Humans are wired for connection, empathy and relatedness.
And, sensitive people make things easy and comforting for people to be themselves.
Isn’t that sublime and relieving? Especially when we all work to make our ends meet and in that time also make sense of our daily emotions and how we channelize them to create our best work?
Now, this is not to say that sensitive people are not logical.
In fact, sensitive people are sensible emotional processors and help us think logically in the long-term. Over a period of time, we experience the different hues of sensitivity, but in collective, it makes us so much more human, and able, and kind, and giving.
So how can we embrace sensitivity with acceptance, love, and foresight?
- Give yourself the permission to not be available for some time in a week. This just means to take some time out for yourself for personal pursuits. It could be writing a blog on mental health, or spending some quality time with your parents, or doing something that nourishes you from within. Being sensitive also makes you sensitive to what time you are giving, and to who. It does make you picky but in a good way. This restoration helps you become stronger and at the same time more receptive to the people around you.

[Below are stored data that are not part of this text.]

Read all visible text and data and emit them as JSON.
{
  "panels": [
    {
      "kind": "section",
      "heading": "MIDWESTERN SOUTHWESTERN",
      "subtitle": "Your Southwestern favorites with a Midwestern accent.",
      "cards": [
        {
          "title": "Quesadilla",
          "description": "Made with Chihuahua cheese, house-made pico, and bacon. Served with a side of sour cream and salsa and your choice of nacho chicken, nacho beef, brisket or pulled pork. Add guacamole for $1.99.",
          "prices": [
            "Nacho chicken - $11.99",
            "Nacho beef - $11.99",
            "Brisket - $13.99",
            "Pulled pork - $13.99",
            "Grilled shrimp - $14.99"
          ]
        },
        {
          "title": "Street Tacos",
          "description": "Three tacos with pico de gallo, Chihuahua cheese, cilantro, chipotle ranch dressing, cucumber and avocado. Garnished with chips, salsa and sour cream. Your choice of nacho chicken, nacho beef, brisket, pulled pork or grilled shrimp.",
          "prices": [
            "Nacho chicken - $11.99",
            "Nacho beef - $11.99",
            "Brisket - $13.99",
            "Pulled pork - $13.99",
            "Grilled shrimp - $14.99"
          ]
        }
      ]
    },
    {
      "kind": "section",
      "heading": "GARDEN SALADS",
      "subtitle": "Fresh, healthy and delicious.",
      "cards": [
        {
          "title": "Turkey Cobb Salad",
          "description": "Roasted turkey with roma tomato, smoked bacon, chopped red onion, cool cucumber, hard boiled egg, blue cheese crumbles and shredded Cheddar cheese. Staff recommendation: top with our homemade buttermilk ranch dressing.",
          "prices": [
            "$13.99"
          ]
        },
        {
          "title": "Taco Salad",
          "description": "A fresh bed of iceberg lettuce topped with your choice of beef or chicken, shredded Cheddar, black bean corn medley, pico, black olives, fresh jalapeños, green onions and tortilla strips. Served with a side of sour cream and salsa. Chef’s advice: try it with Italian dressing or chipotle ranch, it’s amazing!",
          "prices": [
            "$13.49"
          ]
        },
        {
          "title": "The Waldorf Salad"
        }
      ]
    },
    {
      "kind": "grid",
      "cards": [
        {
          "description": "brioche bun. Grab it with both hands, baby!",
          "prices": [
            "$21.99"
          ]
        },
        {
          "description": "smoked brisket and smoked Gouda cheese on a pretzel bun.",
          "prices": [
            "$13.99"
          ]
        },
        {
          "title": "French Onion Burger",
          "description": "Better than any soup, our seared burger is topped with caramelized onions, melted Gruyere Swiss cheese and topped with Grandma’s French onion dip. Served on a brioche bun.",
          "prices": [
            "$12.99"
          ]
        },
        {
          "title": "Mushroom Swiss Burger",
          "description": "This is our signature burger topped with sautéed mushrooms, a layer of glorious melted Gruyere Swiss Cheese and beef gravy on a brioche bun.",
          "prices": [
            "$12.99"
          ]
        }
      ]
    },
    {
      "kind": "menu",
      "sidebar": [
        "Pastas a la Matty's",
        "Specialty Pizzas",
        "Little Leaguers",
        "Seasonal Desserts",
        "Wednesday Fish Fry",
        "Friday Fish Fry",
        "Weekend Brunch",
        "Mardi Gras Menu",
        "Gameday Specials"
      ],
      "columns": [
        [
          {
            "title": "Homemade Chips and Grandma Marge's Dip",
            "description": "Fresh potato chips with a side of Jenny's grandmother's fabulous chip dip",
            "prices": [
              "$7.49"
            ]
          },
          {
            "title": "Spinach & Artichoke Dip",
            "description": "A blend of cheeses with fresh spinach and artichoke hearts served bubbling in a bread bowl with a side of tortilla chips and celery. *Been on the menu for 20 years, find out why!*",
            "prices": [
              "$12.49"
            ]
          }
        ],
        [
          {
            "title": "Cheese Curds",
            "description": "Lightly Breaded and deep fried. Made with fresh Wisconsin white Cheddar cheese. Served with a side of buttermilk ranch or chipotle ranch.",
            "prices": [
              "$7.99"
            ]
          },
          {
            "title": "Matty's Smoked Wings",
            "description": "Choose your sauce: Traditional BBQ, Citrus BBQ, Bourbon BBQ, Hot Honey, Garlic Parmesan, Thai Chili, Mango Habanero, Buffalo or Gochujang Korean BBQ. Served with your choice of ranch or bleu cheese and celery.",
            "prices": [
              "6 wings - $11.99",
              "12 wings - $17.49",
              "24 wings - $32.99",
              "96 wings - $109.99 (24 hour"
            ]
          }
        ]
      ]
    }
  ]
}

- Observe what it is…to be sensitive and the view it beholds. You see, observation can solve many problems – business and personal – once we don’t get to overthink but to simply welcome it as a part of our larger worldview. After all, aren’t we all observing something at a given point? Say a welcoming sunset, the warm energy of an embrace from our spouse, or a struggling single-mom giving herself the second innings in a deservingly well manner? These miniature moments form our views, so acceptingly diverse and comfortingly human. And slowly, we can sense them in others around us.
- Understand that writing is the sensible listening (yes, you are a writer). Writing shapes an empathic mind and a compassionate thinking. Once you write how you feel, you feel better and heard by yourself. Imbibe a culture of expression at your workplace. This has lasting benefits in your personal life. How? Say, when you write that gratitude note to your colleague. Or, when you felt like speaking at the Townhall about the mental health benefits of monthly retreats (yes, that can be expensive, but not more than a healthy thought). Or simply asking questions in meetings no matter how stupid they sound on face value. Now, pair this sensitivity with the intention to truly help your coworkers, founders and customers through the power of emoting yourself with a string of words. Don’t worry about the grammar, just think about your intention and let it flow to your world. That’s the underrated power of embracing sensitive people at your workplace.